We hypothesize that some epigenetic signals in sperm from males reared under nutritional stress are common across vertebrate species, and constitute essential mediators of the preconceptional influence of nutritional factors on body weight and metabolism for the next generation. By using advances in nutritional biology (the Nutritional Geometry Framework, NGF) applied to a variety of animal model systems, and then taking a comparative biology approach across vertebrate species spanning taxa and nutritional ecologies, we will gain mechanistic and evolutionary understanding of the essential mediators of epigenetic inheritance of obesity and

metabolic disease.  Comparative analyses of the responses to nutritional stress will help us in unlocking critical information about the specificiteis of epigenetic inheritance in humans, and allow the identification of core pathways controlling epigenetic response to nutritional stress.

Delivering nutritional interventions to males of reproductive age, followed by collection of viable sperm samples from research subjects, allows us to draw a clear picture of how nutritional stresses lead to reshaping of the sperm epigenome.  We are conducting several of such studies, including in mice, pigs and humans, to determine how diet influences male reproduction, in terms of reproductive health and epigenetic signature of the spermatozoa.
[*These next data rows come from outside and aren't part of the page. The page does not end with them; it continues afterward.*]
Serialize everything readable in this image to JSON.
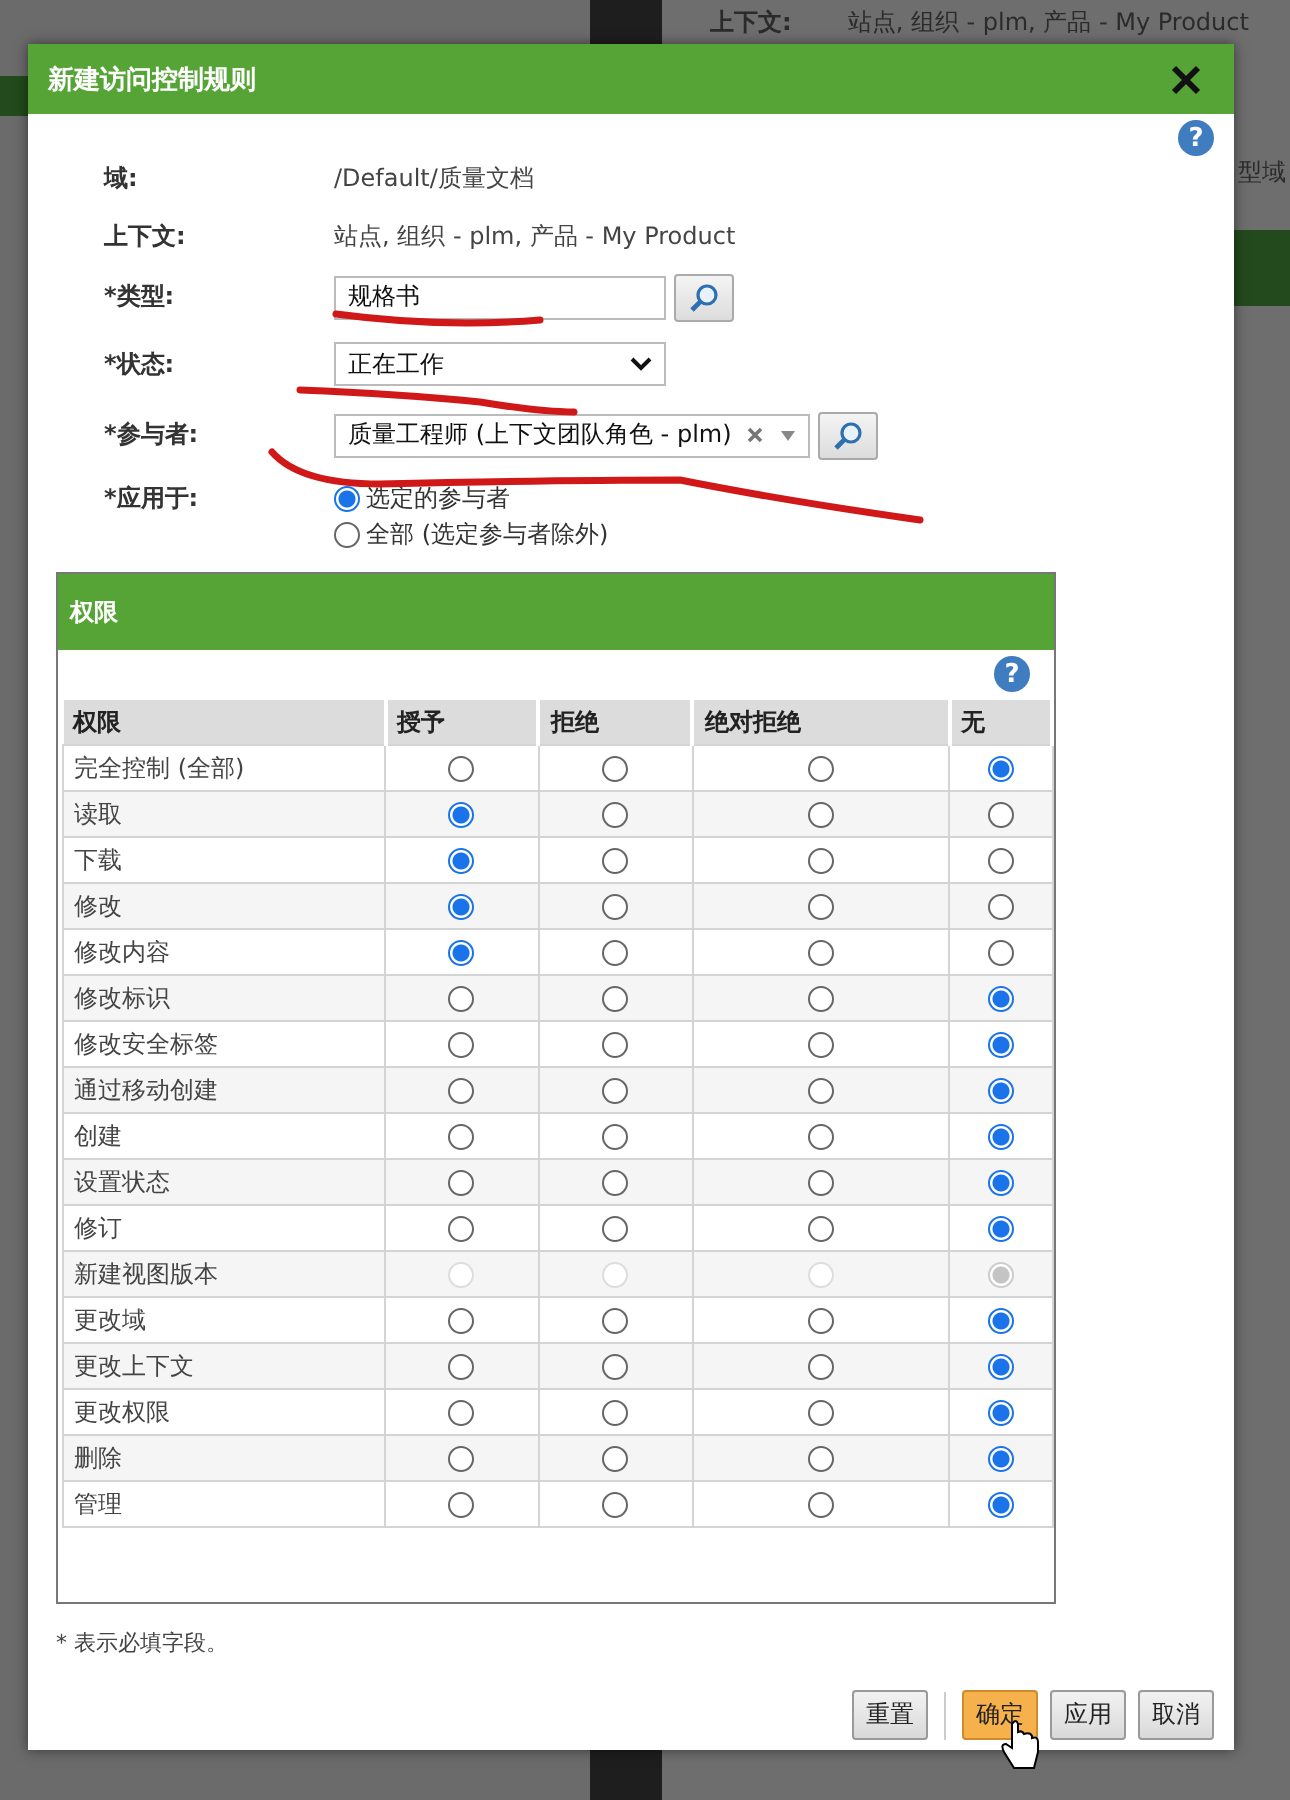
{
  "background": {
    "context_label": "上下文:",
    "context_value": "站点, 组织 - plm, 产品 - My Product",
    "side_text": "型域"
  },
  "dialog": {
    "title": "新建访问控制规则",
    "help": "?"
  },
  "fields": [
    {
      "kind": "text",
      "label": "域:",
      "value": "/Default/质量文档"
    },
    {
      "kind": "text",
      "label": "上下文:",
      "value": "站点, 组织 - plm, 产品 - My Product"
    },
    {
      "kind": "lookup",
      "label": "*类型:",
      "value": "规格书"
    },
    {
      "kind": "select",
      "label": "*状态:",
      "value": "正在工作"
    },
    {
      "kind": "multiselect",
      "label": "*参与者:",
      "value": "质量工程师 (上下文团队角色 - plm)"
    },
    {
      "kind": "radios",
      "label": "*应用于:",
      "options": [
        {
          "label": "选定的参与者",
          "selected": true
        },
        {
          "label": "全部 (选定参与者除外)",
          "selected": false
        }
      ]
    }
  ],
  "permissions": {
    "title": "权限",
    "help": "?",
    "columns": [
      "权限",
      "授予",
      "拒绝",
      "绝对拒绝",
      "无"
    ],
    "rows": [
      {
        "name": "完全控制 (全部)",
        "disabled": false,
        "options": [
          {
            "selected": false
          },
          {
            "selected": false
          },
          {
            "selected": false
          },
          {
            "selected": true
          }
        ]
      },
      {
        "name": "读取",
        "disabled": false,
        "options": [
          {
            "selected": true
          },
          {
            "selected": false
          },
          {
            "selected": false
          },
          {
            "selected": false
          }
        ]
      },
      {
        "name": "下载",
        "disabled": false,
        "options": [
          {
            "selected": true
          },
          {
            "selected": false
          },
          {
            "selected": false
          },
          {
            "selected": false
          }
        ]
      },
      {
        "name": "修改",
        "disabled": false,
        "options": [
          {
            "selected": true
          },
          {
            "selected": false
          },
          {
            "selected": false
          },
          {
            "selected": false
          }
        ]
      },
      {
        "name": "修改内容",
        "disabled": false,
        "options": [
          {
            "selected": true
          },
          {
            "selected": false
          },
          {
            "selected": false
          },
          {
            "selected": false
          }
        ]
      },
      {
        "name": "修改标识",
        "disabled": false,
        "options": [
          {
            "selected": false
          },
          {
            "selected": false
          },
          {
            "selected": false
          },
          {
            "selected": true
          }
        ]
      },
      {
        "name": "修改安全标签",
        "disabled": false,
        "options": [
          {
            "selected": false
          },
          {
            "selected": false
          },
          {
            "selected": false
          },
          {
            "selected": true
          }
        ]
      },
      {
        "name": "通过移动创建",
        "disabled": false,
        "options": [
          {
            "selected": false
          },
          {
            "selected": false
          },
          {
            "selected": false
          },
          {
            "selected": true
          }
        ]
      },
      {
        "name": "创建",
        "disabled": false,
        "options": [
          {
            "selected": false
          },
          {
            "selected": false
          },
          {
            "selected": false
          },
          {
            "selected": true
          }
        ]
      },
      {
        "name": "设置状态",
        "disabled": false,
        "options": [
          {
            "selected": false
          },
          {
            "selected": false
          },
          {
            "selected": false
          },
          {
            "selected": true
          }
        ]
      },
      {
        "name": "修订",
        "disabled": false,
        "options": [
          {
            "selected": false
          },
          {
            "selected": false
          },
          {
            "selected": false
          },
          {
            "selected": true
          }
        ]
      },
      {
        "name": "新建视图版本",
        "disabled": true,
        "options": [
          {
            "selected": false
          },
          {
            "selected": false
          },
          {
            "selected": false
          },
          {
            "selected": true
          }
        ]
      },
      {
        "name": "更改域",
        "disabled": false,
        "options": [
          {
            "selected": false
          },
          {
            "selected": false
          },
          {
            "selected": false
          },
          {
            "selected": true
          }
        ]
      },
      {
        "name": "更改上下文",
        "disabled": false,
        "options": [
          {
            "selected": false
          },
          {
            "selected": false
          },
          {
            "selected": false
          },
          {
            "selected": true
          }
        ]
      },
      {
        "name": "更改权限",
        "disabled": false,
        "options": [
          {
            "selected": false
          },
          {
            "selected": false
          },
          {
            "selected": false
          },
          {
            "selected": true
          }
        ]
      },
      {
        "name": "删除",
        "disabled": false,
        "options": [
          {
            "selected": false
          },
          {
            "selected": false
          },
          {
            "selected": false
          },
          {
            "selected": true
          }
        ]
      },
      {
        "name": "管理",
        "disabled": false,
        "options": [
          {
            "selected": false
          },
          {
            "selected": false
          },
          {
            "selected": false
          },
          {
            "selected": true
          }
        ]
      }
    ]
  },
  "note": "* 表示必填字段。",
  "buttons": [
    {
      "label": "重置",
      "primary": false
    },
    {
      "label": "确定",
      "primary": true
    },
    {
      "label": "应用",
      "primary": false
    },
    {
      "label": "取消",
      "primary": false
    }
  ]
}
We then conduct in-depth characterisation of the epigenome of sperm, including smallRNA expression, DNA methylation, and histone retention. In some cases, we are breeding dietary-perturbed fathers and further characterising the epigenetic signature of metabolic tissues within their offspring. The aim of these projects is to precisely define the effect of certain diets on the gametic epigenome of fathers, identifying Genomic Hotspots of Epigenetic Variation (GHEVs), along with the downstream phenotypic effects on offspring. These studies will be a pivotal step in defining optimised male diet for improved epigenetic signature and developmental health of offspring.

Thus far, understandings of epigenetic inheritance have been limited to correlation between gametic epigenome and offspring phenotype, as tools to address causal mechanism were lacking. Fortunately, we can now take advantage of the CRISPR-Cas9 system to modify the epigenome of multipotent cells at genomic regions related to gametic epigenetic features. We selectively methylate genomic regions of interest in neuronal stem cells, and determine the role of this engineered epigenome at GHEVs on neuronal and metabolic-cell lineage commitment and cellular function. Further, we investigate the mechanistic role of these GHEVs ex vivo by exploring the relationship between GHEV remodelling in spermatozoa of fathers and gene expression in metabolic tissues of offspring. In order to understand the impact of GHEVs on the phenotype and epigenotype of the next generation offspring, we integrate chromatin conformation and transcriptomic data to identify genes regulated by these GHEVs. We have developed integrated genomic platforms to comprehensively annotate regulatory networks in specific tissues, identifying regulatory elements and characterise the downstream target genes.